Credit Card Consumer Debt Today
How many Americans have credit card debt today? All told, close to 200 million Americans have at least one credit card, according to Bankrate’s website CreditCards.com.
Average Credit Card Debt
In the United States, the average credit card debt hit $5,910 in 2022, Experian reported. When looking at households and families rather than individuals, the average balance amounted to $6,270 in December 2022, according to the job search website Zippia.
Based on the findings of a survey published by GoBankingRates in 2023, that works out to around 100 million Americans (if not more) who are carrying credit card balances of at least $1,000. A whopping 14 million Americans carry credit card debt in excess of $10,000.
After numerous interest rate hikes, the interest rates for most credit cards are now in the double digits. When you consider that the average interest rate for credit cards in February 2023 had reached an all-time high of 23.55%, according to Lending Tree, it puts in perspective just how costly credit card debt really is.
Collective Credit Card Balances
Collectively, Americans had accumulated $986 billion in credit card balances in the fourth quarter of 2022, according to a report by the Federal Reserve Bank of New York (New York Fed) Center for Microeconomic Data. This figure represents a significant increase not only from a year earlier but also from the pre-pandemic high of $927 billion.
According to the latest data published by the New York Fed, credit card debt in the prior quarter (that is, the fourth quarter of 2022) made up 5.83% of the $16.9 trillion total households debt amount.
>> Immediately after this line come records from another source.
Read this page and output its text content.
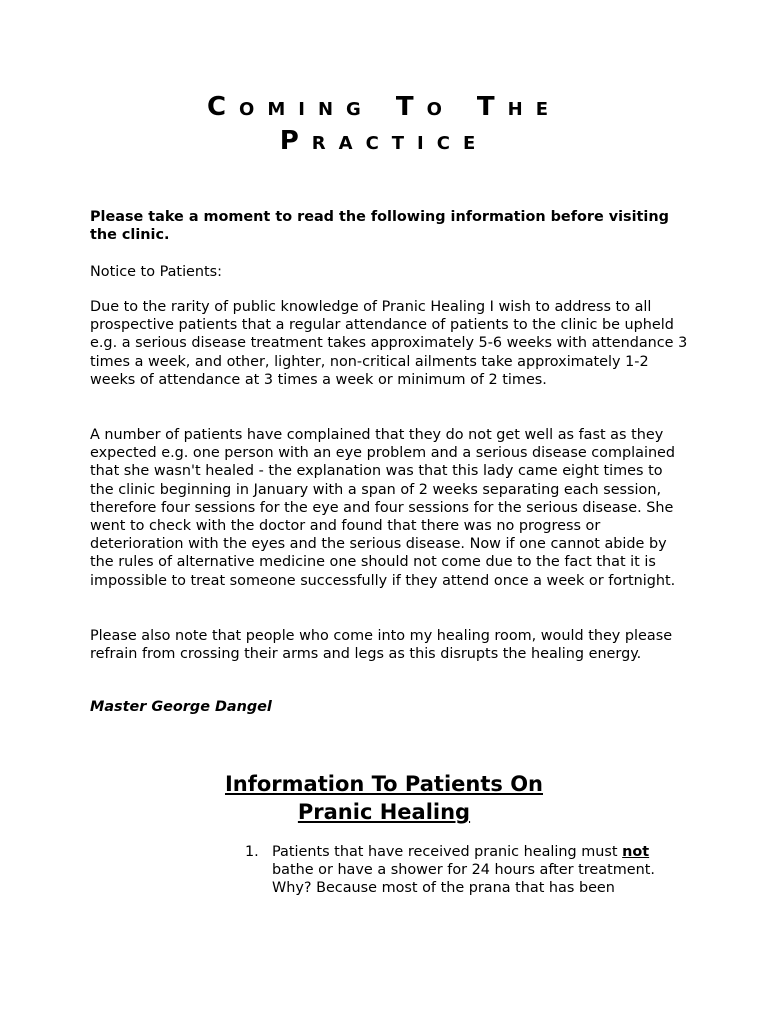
Coming To The
Practice

Please take a moment to read the following information before visiting the clinic.

Notice to Patients:

Due to the rarity of public knowledge of Pranic Healing I wish to address to all prospective patients that a regular attendance of patients to the clinic be upheld e.g. a serious disease treatment takes approximately 5-6 weeks with attendance 3 times a week, and other, lighter, non-critical ailments take approximately 1-2 weeks of attendance at 3 times a week or minimum of 2 times.

A number of patients have complained that they do not get well as fast as they expected e.g. one person with an eye problem and a serious disease complained that she wasn't healed - the explanation was that this lady came eight times to the clinic beginning in January with a span of 2 weeks separating each session, therefore four sessions for the eye and four sessions for the serious disease. She went to check with the doctor and found that there was no progress or deterioration with the eyes and the serious disease. Now if one cannot abide by the rules of alternative medicine one should not come due to the fact that it is impossible to treat someone successfully if they attend once a week or fortnight.

Please also note that people who come into my healing room, would they please refrain from crossing their arms and legs as this disrupts the healing energy.

Master George Dangel

Information To Patients On
Pranic Healing
1. Patients that have received pranic healing must not bathe or have a shower for 24 hours after treatment. Why? Because most of the prana that has been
Today, credit cards and other lines of consumer credit are everywhere. Most vendors, even small businesses, now accept some form of credit card or electronic payments. It follows naturally that, with the increase in the abundance of credit cards and opportunities to use them, credit card debt would become larger and more prevalent, as well. Looking at historical records and the latest data highlights the complexities and nuances of credit cards and credit card debt in the economy, including how American consumers use credit cards, how much debt they choose to carry, and when they prioritize paying down their credit card balances.